2020 Las Vegas Raiders
Heading into the 2020 season with a fresh start and a new outlook, the Las Vegas Raiders look certain to be a popular option for fans choosing which NFL betting lines to back, maybe even as an interesting +4000 outside option to win the Super Bowl. While achieving such immediate success in their new home could be a tall order, their impressive stadium is most certainly a great location from which to build a new football dynasty.
The magnificent Allegiant Stadium is probably one of the most imposing looking stadiums you’ll ever see, from the outside. Black and silver to match the Raiders’ famous colors, there’s a good reason why “The Death Star” is the nickname given to the venue by locals. Once fans can attend games, it’s hard to imagine there being a spare seat in the house. Remarkable, considering how professional football had struggled in Las Vegas previously.

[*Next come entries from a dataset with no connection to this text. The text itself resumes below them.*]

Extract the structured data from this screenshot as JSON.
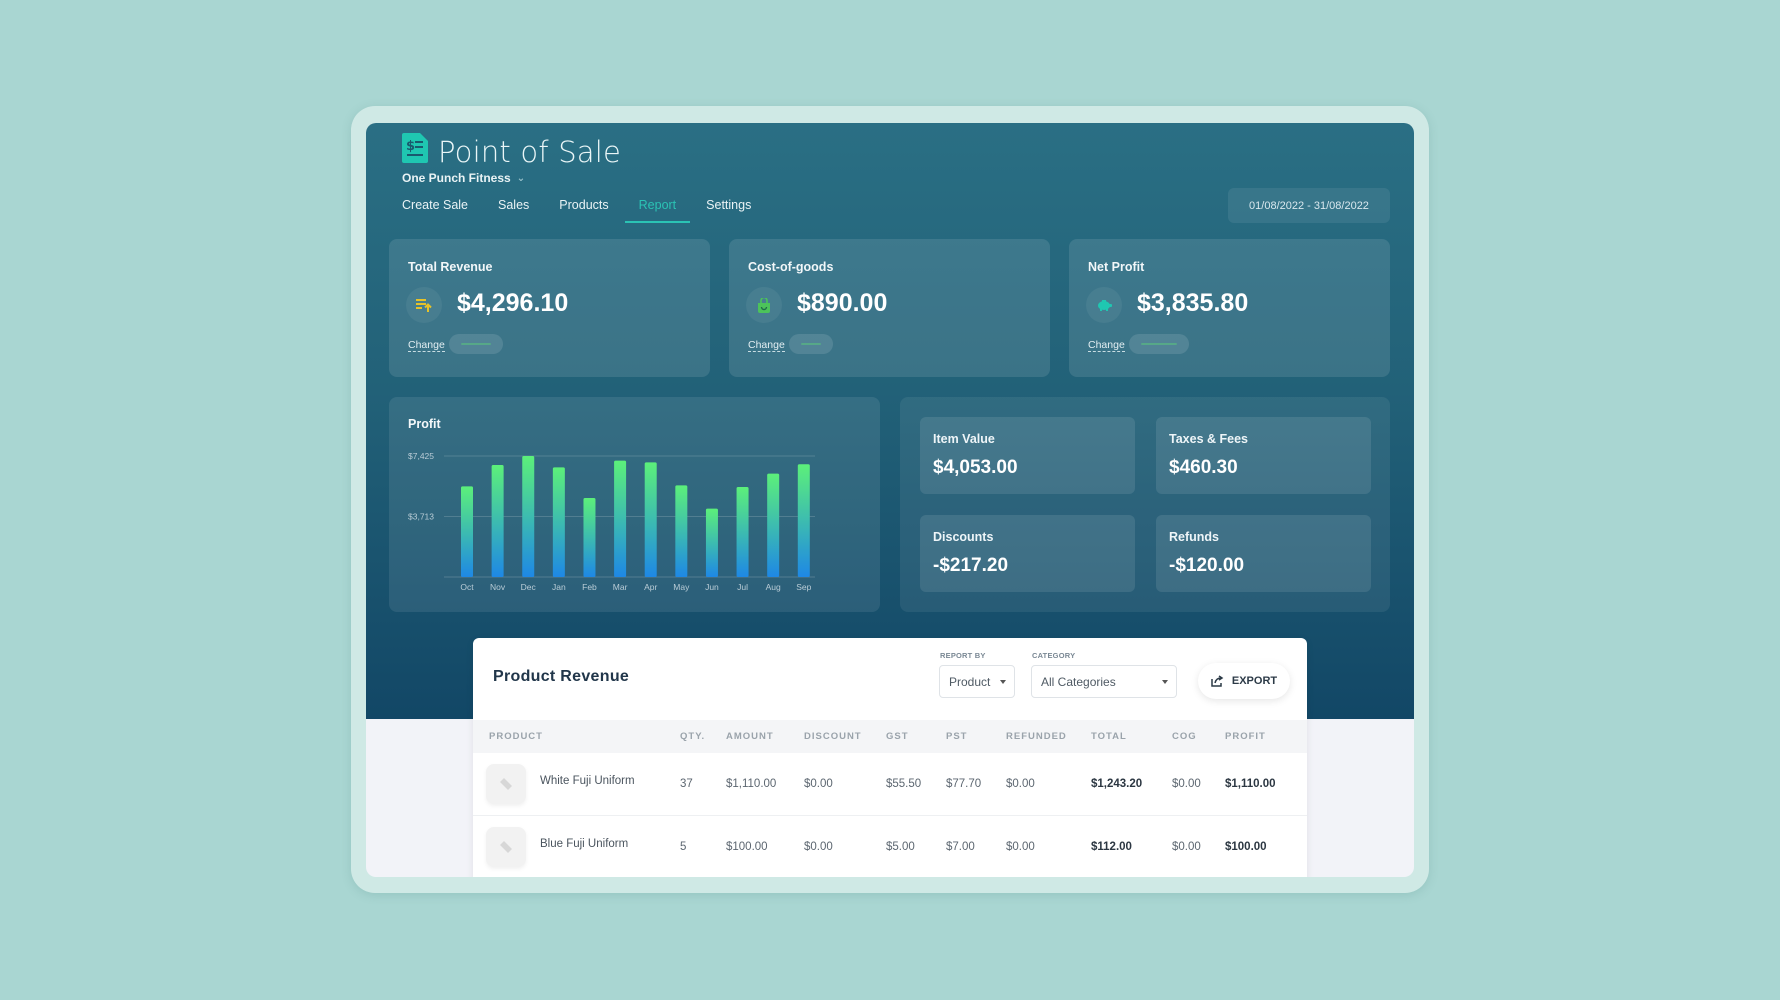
{
  "app": {
    "title": "Point of Sale",
    "organization": "One Punch Fitness",
    "accent_color": "#2bc3b4"
  },
  "nav": {
    "items": [
      {
        "label": "Create Sale",
        "active": false
      },
      {
        "label": "Sales",
        "active": false
      },
      {
        "label": "Products",
        "active": false
      },
      {
        "label": "Report",
        "active": true
      },
      {
        "label": "Settings",
        "active": false
      }
    ]
  },
  "date_range": "01/08/2022 - 31/08/2022",
  "kpis": [
    {
      "label": "Total Revenue",
      "value": "$4,296.10",
      "icon": "revenue-list-icon",
      "icon_color": "#e6c229",
      "change_label": "Change"
    },
    {
      "label": "Cost-of-goods",
      "value": "$890.00",
      "icon": "shopping-bag-icon",
      "icon_color": "#4cc35a",
      "change_label": "Change"
    },
    {
      "label": "Net Profit",
      "value": "$3,835.80",
      "icon": "piggy-bank-icon",
      "icon_color": "#1fc7b1",
      "change_label": "Change"
    }
  ],
  "metrics": [
    {
      "label": "Item Value",
      "value": "$4,053.00"
    },
    {
      "label": "Taxes & Fees",
      "value": "$460.30"
    },
    {
      "label": "Discounts",
      "value": "-$217.20"
    },
    {
      "label": "Refunds",
      "value": "-$120.00"
    }
  ],
  "chart_data": {
    "type": "bar",
    "title": "Profit",
    "categories": [
      "Oct",
      "Nov",
      "Dec",
      "Jan",
      "Feb",
      "Mar",
      "Apr",
      "May",
      "Jun",
      "Jul",
      "Aug",
      "Sep"
    ],
    "values": [
      5560,
      6870,
      7425,
      6730,
      4850,
      7140,
      7035,
      5625,
      4195,
      5525,
      6340,
      6915
    ],
    "yticks": [
      3713,
      7425
    ],
    "ytick_labels": [
      "$3,713",
      "$7,425"
    ],
    "ylim": [
      0,
      7425
    ],
    "xlabel": "",
    "ylabel": "",
    "grid": true,
    "gradient": [
      "#1e88e5",
      "#5cf07a"
    ]
  },
  "product_revenue": {
    "title": "Product Revenue",
    "report_by": {
      "label": "REPORT BY",
      "value": "Product"
    },
    "category": {
      "label": "CATEGORY",
      "value": "All Categories"
    },
    "export_label": "EXPORT",
    "columns": [
      "PRODUCT",
      "QTY.",
      "AMOUNT",
      "DISCOUNT",
      "GST",
      "PST",
      "REFUNDED",
      "TOTAL",
      "COG",
      "PROFIT"
    ],
    "rows": [
      {
        "product": "White Fuji Uniform",
        "qty": "37",
        "amount": "$1,110.00",
        "discount": "$0.00",
        "gst": "$55.50",
        "pst": "$77.70",
        "refunded": "$0.00",
        "total": "$1,243.20",
        "cog": "$0.00",
        "profit": "$1,110.00"
      },
      {
        "product": "Blue Fuji Uniform",
        "qty": "5",
        "amount": "$100.00",
        "discount": "$0.00",
        "gst": "$5.00",
        "pst": "$7.00",
        "refunded": "$0.00",
        "total": "$112.00",
        "cog": "$0.00",
        "profit": "$100.00"
      }
    ]
  }
}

Las Vegas Pro Football Struggles of the Past
Back in the mid to late 1960’s when the Continental Football League (CFL) was actually a thing, with ambitions of competing with the National Football League (NFL) and the American Football League (AFL), the Quad Cities Raiders based out of Davenport, Iowa, made the switch to Las Vegas in 1968 and became the Cowboys. Unfortunately, neither the Las Vegas Cowboys nor the CFL lasted long, with both folding after the 1969 season.
Amusingly another CFL would attempt to set up shop in Las Vegas, this time it was the Canadian Football League, as part of what would ultimately be a very brief and short-lived expansion in 1994. Playing at the Sam Boyd Stadium for just one season, Las Vegas Posse posted a poor 5-13 record, were the second-worst team in the CFL and promptly folded.
The Arena Football League (AFL) fared little better in Las Vegas, with three failed attempts to make indoor football successful. First was the Las Vegas Sting, who received a lukewarm reception during two seasons between 1994 and 1995. Then came the Las Vegas Gladiators between 2003 and 2007, making the playoffs once before departing for Cleveland in 2008.
Most recently, the Las Vegas Outlaws featured for just one season in the AFL in 2015 before folding. Previously, a team of the same name had also participated in a short-lived XFL, an outdoor league that WWE owner and founder Vince McMahon had dabbled with, albeit with little success during just one season in 2001. Dwayne “The Rock” Johnson has now bought the XFL brand from McMahon, which could lead to a new project with different ideas.
From Oakland to Las Vegas
When the original Oakland Raiders franchise was formed in 1960, the University of California refused to let them play at the Memorial Stadium in Berkeley, leading to the team using Kezar Stadium in San Francisco as their initial home field, then Candlestick Park for the final three games and the whole of the following 1961 season.
Frank Youell Field became home between 1962 and 1965, before moving to share the Oakland Coliseum with the Oakland Athletics MLB side from 1966. This was the venue for some of their greatest franchise triumphs, winning an AFL championship and two NFL Super Bowl championships, before the Raiders departed for Los Angeles in 1982.
Between 1982 and 1994, home for the Los Angeles Raiders was the Memorial Coliseum. Despite initial success with a third franchise Super Bowl triumph in 1983, along with seven NFL Playoff appearances between 1982 and 1993 the organization began to struggle. Before almost moving the franchise to Sacramento, the Raiders returned to Oakland in 1995, the same year as Los Angeles also lost the Rams to St Louis.
Back in their original home of Oakland, the Raiders never quite managed to recapture their former glories. They achieved just four more NFL Playoff appearances between 2000 and 2016, for a franchise total of fifteen, while plans were already afoot to move elsewhere again. After initial plans for a shared stadium with the Chargers in Carson came to nothing, in 2017 the NFL granted permission for the Raiders to relocate to Las Vegas instead.
Building a New Legacy
Now that Las Vegas finally has the NFL franchise it has craved for many decades, this is a marvelous opportunity for the Raiders to build for the future, creating a new legacy of success to match the greatest years back in Oakland. Whatever the future holds, there appears to be plenty of excitement in Las Vegas, which certainly bodes well for a bright new outlook at the Raiders.